Archives d’Auteur: Michèle

Un album concept déroutant


pochette_bon-iverVoici un disque qui déroute, difficile d’accès. Le 3ème album du groupe Bon Iver 22, A million, est un album expérimental, un pari risqué. Justin Vernon, leader et chanteur du groupe nous avait annoncé leur séparation en 2012. Mais les revoilà ! Le cd précédent For Emma Forever Ago avait été composé en 2008 dans la douleur dans une cabane au fond des bois, celui-ci a dû être composé sur une autre planète, dans une autre dimension.

Justin Vernon, après avoir traversé une période de surmenage et de profonde dépression, est parti se ressourcer en Grèce. Dans cet album il révèle cette cassure individuelle, ce rapport bouleversé au monde. Par l’intermédiaire de Messina (une boîte électronique créée par eux, qui décompose la voix de Vernon), ils nous offrent une ambiance déshumanisée qui n’a plus grand chose à voir avec la folk.

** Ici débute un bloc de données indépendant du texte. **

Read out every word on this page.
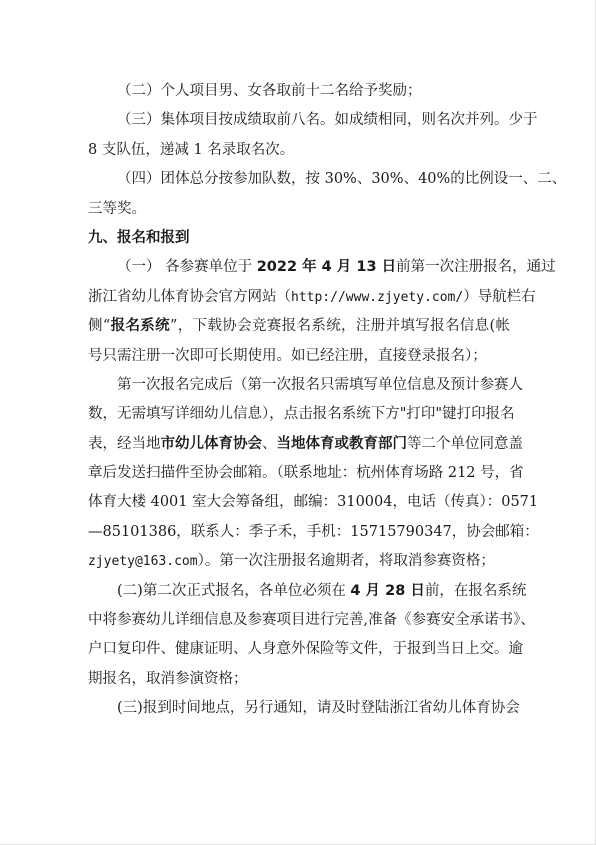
（二）个人项目男、女各取前十二名给予奖励；
（三）集体项目按成绩取前八名。如成绩相同，则名次并列。少于
8 支队伍，递减 1 名录取名次。
（四）团体总分按参加队数，按 30%、30%、40%的比例设一、二、
三等奖。
九、报名和报到
（一） 各参赛单位于 2022 年 4 月 13 日前第一次注册报名，通过
浙江省幼儿体育协会官方网站（http://www.zjyety.com/）导航栏右
侧“报名系统”，下载协会竞赛报名系统，注册并填写报名信息(帐
号只需注册一次即可长期使用。如已经注册，直接登录报名）；
第一次报名完成后（第一次报名只需填写单位信息及预计参赛人
数，无需填写详细幼儿信息），点击报名系统下方"打印"键打印报名
表，经当地市幼儿体育协会、当地体育或教育部门等二个单位同意盖
章后发送扫描件至协会邮箱。（联系地址：杭州体育场路 212 号，省
体育大楼 4001 室大会筹备组，邮编：310004，电话（传真）：0571
—85101386，联系人：季子禾，手机：15715790347，协会邮箱：
zjyety@163.com）。第一次注册报名逾期者，将取消参赛资格；
(二)第二次正式报名，各单位必须在 4 月 28 日前，在报名系统
中将参赛幼儿详细信息及参赛项目进行完善,准备《参赛安全承诺书》、
户口复印件、健康证明、人身意外保险等文件，于报到当日上交。逾
期报名，取消参演资格；
(三)报到时间地点，另行通知，请及时登陆浙江省幼儿体育协会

A la première écoute, on se pose la question si le monsieur ne se moque pas un peu de nous : trop de voix de robots, de samples incompréhensibles et d’expérimentations électroniques. En plus, des titres illisibles avec des symboles incompréhensibles. Puis peu à peu on s’approprie  les morceaux , qui sont d’ailleurs très différents les uns des autres. Justin Vernon teste, innove, propose, de façon très fine et intelligente un nouveau monde mystérieux et inspiré. Les collaborations avec James Blake ont laissé des traces. Je me suis laissée embarquée, allez soyons honnête, pas par les 10 morceaux, mais la 22 (Over S∞∞N) est une chanson magnifique, la 8 (Circle) un slow torturé d’une grande pureté, et l’on retrouve le Bon Iver qu’on connaît dans les trois derniers morceaux.

Michèle

Une caresse sonore


pochette_devendra-banhartC’est le neuvième album pour ce chanteur-peintre-poète américano-vénézuélien. En effet fin septembre sortait Ape in Pink Marble de Devendra Banhart. Ce disque n’est pas très surprenant, ses 13 titres sont dans la même lignée que ses prédécesseurs, sorti sous le même label que Mala (2013), avec les mêmes producteurs et amis Noah Georgeson et Josiah Steinbrick, il a été enregistré à Los Angeles.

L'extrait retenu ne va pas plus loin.